Locals collected over 200 signatures in support of Green and in opposition to the budget cuts to the arts. The petition was mailed Friday to the Missoula County School Board, which will adopt the final budget for the 2012-13 school year Aug. 14.
Bill Peabody came to know Green when his children were in school and through the 2 Valleys Stage performing arts group, which Green co-founded in 2001. 2 Valleys Stage brings music, drama and dance professionals from around the country to put on productions in the Swan Valley. Green, says Peabody, "doesn't want to go, he doesn't want to leave the community, but he would be forced to, unless they reconsider."

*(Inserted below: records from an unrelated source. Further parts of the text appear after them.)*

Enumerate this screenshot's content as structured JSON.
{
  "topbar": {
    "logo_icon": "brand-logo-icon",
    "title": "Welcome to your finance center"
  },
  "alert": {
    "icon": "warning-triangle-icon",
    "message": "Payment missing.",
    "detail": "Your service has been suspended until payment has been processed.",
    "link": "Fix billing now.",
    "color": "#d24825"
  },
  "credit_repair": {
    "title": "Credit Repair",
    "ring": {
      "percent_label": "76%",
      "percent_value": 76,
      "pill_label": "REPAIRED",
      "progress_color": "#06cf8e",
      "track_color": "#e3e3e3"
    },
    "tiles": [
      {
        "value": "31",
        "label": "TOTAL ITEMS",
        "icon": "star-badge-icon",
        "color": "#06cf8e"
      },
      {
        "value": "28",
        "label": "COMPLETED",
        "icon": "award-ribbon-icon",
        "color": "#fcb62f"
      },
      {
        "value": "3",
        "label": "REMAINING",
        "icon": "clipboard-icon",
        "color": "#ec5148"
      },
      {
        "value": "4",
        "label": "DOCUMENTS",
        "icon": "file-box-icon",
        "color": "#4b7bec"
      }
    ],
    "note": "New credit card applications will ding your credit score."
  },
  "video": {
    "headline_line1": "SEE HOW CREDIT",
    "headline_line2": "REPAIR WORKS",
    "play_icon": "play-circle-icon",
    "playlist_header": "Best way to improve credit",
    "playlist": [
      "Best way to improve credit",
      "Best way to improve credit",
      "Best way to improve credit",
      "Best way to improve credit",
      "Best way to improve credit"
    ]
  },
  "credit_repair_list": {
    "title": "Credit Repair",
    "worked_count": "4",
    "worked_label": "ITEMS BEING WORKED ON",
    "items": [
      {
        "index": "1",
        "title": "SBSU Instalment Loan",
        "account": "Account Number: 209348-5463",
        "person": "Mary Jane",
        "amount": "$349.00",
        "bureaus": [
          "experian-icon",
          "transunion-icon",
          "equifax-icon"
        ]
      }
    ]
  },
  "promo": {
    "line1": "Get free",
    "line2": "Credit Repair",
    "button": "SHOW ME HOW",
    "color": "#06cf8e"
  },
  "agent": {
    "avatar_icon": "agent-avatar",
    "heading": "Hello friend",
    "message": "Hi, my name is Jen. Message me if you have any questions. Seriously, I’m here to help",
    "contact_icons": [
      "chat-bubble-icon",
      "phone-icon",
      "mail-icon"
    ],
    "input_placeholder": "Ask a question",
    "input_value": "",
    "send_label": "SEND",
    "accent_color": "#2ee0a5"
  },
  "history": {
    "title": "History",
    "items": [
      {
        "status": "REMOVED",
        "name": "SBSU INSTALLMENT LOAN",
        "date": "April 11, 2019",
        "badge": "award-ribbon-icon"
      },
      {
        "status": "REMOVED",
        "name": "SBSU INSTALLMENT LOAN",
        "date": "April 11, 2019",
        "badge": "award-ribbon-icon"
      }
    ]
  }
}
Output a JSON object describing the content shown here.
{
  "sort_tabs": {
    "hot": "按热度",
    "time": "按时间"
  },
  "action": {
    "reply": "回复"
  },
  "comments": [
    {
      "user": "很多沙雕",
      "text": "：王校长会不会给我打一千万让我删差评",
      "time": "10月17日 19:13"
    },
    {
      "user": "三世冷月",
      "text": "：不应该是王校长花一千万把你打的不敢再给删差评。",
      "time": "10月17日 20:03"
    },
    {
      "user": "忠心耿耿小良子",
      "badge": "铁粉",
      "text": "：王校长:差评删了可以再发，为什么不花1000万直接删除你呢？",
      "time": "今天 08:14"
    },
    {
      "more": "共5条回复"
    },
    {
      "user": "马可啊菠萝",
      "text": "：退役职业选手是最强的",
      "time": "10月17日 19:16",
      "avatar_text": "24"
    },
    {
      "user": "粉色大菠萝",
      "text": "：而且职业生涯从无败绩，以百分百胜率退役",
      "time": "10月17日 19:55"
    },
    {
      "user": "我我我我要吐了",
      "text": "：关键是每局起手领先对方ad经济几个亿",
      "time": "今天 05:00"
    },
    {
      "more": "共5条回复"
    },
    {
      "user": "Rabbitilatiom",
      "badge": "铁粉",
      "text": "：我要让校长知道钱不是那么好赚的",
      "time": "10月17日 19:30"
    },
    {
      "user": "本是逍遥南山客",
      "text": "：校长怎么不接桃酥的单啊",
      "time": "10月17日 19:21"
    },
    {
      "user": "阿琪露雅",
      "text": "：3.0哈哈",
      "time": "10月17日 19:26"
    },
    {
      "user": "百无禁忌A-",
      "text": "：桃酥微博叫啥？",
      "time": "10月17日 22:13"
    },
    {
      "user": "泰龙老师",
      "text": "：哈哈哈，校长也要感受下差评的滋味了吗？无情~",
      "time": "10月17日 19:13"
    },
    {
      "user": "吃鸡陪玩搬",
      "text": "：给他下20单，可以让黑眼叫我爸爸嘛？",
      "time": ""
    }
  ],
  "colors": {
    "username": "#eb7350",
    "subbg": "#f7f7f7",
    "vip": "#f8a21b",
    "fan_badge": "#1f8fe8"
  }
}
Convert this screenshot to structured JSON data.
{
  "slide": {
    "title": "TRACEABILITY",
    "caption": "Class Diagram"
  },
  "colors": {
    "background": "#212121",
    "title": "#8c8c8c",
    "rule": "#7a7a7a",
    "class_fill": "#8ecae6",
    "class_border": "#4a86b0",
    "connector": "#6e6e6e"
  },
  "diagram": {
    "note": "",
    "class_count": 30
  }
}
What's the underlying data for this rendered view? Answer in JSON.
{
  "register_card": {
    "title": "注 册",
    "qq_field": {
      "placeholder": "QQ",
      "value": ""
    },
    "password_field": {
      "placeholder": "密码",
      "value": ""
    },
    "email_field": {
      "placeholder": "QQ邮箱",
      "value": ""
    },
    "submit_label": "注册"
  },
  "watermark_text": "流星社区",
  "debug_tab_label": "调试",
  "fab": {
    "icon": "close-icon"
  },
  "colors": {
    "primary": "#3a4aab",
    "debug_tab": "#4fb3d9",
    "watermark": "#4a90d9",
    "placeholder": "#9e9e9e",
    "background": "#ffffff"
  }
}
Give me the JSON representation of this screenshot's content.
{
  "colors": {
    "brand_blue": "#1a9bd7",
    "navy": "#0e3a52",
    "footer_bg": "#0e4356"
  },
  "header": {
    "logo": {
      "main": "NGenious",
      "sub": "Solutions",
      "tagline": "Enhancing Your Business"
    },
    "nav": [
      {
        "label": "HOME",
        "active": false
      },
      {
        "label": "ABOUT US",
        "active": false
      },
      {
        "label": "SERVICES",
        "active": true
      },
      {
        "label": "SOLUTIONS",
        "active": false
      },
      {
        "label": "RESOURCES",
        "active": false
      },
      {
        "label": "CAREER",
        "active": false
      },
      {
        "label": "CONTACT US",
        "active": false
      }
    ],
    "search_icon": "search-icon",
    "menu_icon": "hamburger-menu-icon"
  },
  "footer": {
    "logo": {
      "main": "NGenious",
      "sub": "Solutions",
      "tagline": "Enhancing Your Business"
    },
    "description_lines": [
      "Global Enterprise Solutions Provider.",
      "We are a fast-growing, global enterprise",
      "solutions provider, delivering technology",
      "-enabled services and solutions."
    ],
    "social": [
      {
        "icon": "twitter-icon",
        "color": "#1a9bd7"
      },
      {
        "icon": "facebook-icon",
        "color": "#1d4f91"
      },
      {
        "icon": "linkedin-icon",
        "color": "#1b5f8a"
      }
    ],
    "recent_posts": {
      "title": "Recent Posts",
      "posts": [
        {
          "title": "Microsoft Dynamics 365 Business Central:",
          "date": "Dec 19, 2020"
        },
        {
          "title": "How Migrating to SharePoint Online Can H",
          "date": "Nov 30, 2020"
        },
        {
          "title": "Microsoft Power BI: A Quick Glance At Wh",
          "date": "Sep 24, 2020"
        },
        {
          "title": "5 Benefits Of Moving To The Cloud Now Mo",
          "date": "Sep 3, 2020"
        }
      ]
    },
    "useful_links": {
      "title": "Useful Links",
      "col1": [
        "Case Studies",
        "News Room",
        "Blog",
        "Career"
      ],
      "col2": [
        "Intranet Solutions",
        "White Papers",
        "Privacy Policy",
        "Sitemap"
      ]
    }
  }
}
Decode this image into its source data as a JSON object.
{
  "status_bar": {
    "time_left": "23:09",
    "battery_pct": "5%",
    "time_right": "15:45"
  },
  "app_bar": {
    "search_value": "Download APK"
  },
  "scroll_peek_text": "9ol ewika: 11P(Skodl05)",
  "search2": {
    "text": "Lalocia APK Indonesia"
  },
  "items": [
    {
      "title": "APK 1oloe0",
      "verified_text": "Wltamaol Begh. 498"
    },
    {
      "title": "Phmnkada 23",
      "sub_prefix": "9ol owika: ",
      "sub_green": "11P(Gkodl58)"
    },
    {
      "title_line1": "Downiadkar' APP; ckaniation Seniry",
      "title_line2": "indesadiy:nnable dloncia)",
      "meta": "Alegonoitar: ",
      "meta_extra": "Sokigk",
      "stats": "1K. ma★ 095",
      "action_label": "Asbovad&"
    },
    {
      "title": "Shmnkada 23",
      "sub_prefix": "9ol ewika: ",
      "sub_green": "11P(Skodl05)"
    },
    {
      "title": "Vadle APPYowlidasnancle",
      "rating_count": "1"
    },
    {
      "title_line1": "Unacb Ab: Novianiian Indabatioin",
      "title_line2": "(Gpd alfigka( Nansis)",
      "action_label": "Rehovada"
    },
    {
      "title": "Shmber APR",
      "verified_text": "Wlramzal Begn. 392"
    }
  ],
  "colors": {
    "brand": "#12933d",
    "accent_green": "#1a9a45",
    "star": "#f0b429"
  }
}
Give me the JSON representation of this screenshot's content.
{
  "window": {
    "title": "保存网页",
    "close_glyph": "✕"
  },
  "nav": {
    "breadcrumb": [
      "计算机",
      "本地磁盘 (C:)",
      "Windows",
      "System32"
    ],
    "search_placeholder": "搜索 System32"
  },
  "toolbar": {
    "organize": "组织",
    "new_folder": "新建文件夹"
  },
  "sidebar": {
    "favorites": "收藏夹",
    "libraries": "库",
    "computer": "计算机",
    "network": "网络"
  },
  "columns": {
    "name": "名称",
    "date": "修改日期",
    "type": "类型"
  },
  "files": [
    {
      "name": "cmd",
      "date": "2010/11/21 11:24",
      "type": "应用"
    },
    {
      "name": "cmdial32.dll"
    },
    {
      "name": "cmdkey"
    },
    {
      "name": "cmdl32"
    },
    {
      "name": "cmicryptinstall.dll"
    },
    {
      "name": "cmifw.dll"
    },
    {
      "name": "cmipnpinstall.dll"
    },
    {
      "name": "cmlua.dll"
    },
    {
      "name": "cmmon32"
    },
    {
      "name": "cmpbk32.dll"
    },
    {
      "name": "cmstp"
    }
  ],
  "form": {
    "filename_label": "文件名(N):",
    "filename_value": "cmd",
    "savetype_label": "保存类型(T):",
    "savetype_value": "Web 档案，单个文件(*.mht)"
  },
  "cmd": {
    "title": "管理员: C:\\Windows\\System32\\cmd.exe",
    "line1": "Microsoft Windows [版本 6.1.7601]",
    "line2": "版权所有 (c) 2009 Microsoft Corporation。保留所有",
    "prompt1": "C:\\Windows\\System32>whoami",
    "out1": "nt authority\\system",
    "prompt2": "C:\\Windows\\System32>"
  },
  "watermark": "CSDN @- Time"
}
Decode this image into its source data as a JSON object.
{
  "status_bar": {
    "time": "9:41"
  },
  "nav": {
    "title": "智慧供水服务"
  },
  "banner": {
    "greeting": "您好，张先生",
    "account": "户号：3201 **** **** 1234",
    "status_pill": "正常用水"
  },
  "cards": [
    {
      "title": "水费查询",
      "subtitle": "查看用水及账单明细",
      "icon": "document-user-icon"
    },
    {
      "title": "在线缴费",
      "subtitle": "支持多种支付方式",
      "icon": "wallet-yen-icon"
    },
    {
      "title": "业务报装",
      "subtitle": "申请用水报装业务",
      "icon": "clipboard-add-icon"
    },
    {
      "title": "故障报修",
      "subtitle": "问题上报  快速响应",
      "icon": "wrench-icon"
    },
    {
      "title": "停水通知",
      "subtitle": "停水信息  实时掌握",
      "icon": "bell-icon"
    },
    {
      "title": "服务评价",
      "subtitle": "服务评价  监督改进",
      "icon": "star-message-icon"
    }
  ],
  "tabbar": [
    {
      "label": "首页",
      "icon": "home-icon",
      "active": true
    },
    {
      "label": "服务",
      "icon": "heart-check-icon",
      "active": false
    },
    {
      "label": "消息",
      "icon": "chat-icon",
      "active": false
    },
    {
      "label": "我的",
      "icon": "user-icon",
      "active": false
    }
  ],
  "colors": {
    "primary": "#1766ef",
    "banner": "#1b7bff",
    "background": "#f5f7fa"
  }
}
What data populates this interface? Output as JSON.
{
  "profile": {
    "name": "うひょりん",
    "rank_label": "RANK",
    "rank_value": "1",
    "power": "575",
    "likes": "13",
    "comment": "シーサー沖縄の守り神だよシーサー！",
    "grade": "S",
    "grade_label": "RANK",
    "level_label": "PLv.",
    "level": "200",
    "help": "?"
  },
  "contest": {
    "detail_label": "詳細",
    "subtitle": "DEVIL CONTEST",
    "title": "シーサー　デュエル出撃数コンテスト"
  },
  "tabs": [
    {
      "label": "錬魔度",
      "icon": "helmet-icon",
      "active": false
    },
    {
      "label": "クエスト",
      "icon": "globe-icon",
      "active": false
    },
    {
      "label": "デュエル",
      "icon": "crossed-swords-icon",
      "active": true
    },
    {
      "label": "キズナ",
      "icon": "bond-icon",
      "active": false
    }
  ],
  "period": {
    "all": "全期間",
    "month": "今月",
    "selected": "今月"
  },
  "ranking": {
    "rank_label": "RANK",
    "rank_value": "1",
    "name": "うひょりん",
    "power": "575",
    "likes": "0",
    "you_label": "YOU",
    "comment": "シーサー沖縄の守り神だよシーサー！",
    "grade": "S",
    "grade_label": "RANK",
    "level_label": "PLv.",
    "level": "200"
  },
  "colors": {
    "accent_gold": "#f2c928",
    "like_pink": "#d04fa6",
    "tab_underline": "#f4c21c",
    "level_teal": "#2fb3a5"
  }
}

Missoula County Public Schools Fine Arts Director John Combs says that the cut in personnel is so far only happening within the Seeley-Swan High School program. "It's already difficult to find someone to go into smaller schools," Combs says, "and if you don't have a teacher, you don't have a program."
Combs adds that the loss of the arts program in the schools means the loss of a fundamental part of students' education. "It stimulates the part of their brains that is not necessarily all facts and figures."
Peabody echoes Combs's concerns. "This is the only exposure some of them will ever have to the arts unless they leave," he says. "If we remove the music from the curriculum, what would be their exposure?"
Peabody hopes the petition will make the school board reconsider a potentially fatal blow to the arts program in Seeley. "Like every community, we have some talented kids and this would deprive them of an education," he says. "Even though we are small in number, our students deserve the same education as city kids."